ロビンフッド・チェーンはアービトラム(Arbitrum)基盤で構築したブロックチェーンで、テストネットだけで20億ドル超の実物資産(RWA)の移転取引量を記録した。1inchはサービス開始初日から、自社の分散型アプリケーション(dApp)、ウォレット(Wallet)、スワップAPIを通じて、ロビンフッドのトークン化株式とETPの取引を支援する予定だ。
今回の統合には、初期のトークン化資産への対応、流動性供給源との接続、ビットスタンプ(Bitstamp)ベースの価格データ提供が含まれる。加えて、価格算定、ガス代の推定、残高照会、規制順守の確認、取引ゲートウェイなど売買に必要なバックエンド基盤を整え、クラシックスワップ(Classic Swap)とフュージョン(Fusion)の両機能を提供する。
1inchは分散した実物資産の流動性を効率的につなぐルーティング機能も提供する。利用者は最適な取引経路を自ら探さなくても、容易に取引を成立させられる。今後はインテント(Intent)ベースの取引にも対応する計画だ。

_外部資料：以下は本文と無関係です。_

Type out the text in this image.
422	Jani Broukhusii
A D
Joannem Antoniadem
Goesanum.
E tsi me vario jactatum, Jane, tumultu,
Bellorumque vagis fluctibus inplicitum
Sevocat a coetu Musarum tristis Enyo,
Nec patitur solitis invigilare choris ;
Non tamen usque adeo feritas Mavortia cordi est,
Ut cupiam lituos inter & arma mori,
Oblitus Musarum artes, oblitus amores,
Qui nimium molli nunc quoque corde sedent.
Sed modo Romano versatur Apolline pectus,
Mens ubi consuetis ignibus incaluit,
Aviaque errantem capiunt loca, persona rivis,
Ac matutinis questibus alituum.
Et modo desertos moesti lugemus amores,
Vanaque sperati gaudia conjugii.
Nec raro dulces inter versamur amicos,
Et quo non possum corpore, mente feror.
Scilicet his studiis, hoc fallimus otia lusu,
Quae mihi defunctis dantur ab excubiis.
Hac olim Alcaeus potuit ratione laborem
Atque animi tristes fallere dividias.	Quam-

1inchの共同創業者、セルゲイ・クンツ(Sergej Kunz)氏は「ロビンフッド・チェーンは実物資産をオンチェーンに持ち込むプラットフォームだ。1inchは、こうした資産が十分な流動性を備え、円滑に取引できるようにする基盤を提供する」と述べた。
そのうえで「米国有数の個人投資家向け暗号資産プラットフォームであるロビンフッドがRWA市場に参入する以上、効率的なルーティングと厚い流動性、安定した約定は一段と重要になる。これは1inchが長年築いてきた中核的な強みだ」と強調した。
ロビンフッド・クリプトのパートナーシップ責任者、ガエタン・タボ(Gaëtan Thabot)氏は「ロビンフッド・チェーンは、デジタル資産、特にトークン化した実物資産について、オンチェーンのエコシステムの中でより容易にアクセスでき、相互運用できるよう設計した」と説明した。
さらに「1inchのようなインフラ事業者との統合は、利用者と開発者がロビンフッド・チェーン上のトークン化資産の流動性に、より容易にアクセスできるようにするきっかけになる」と付け加えた。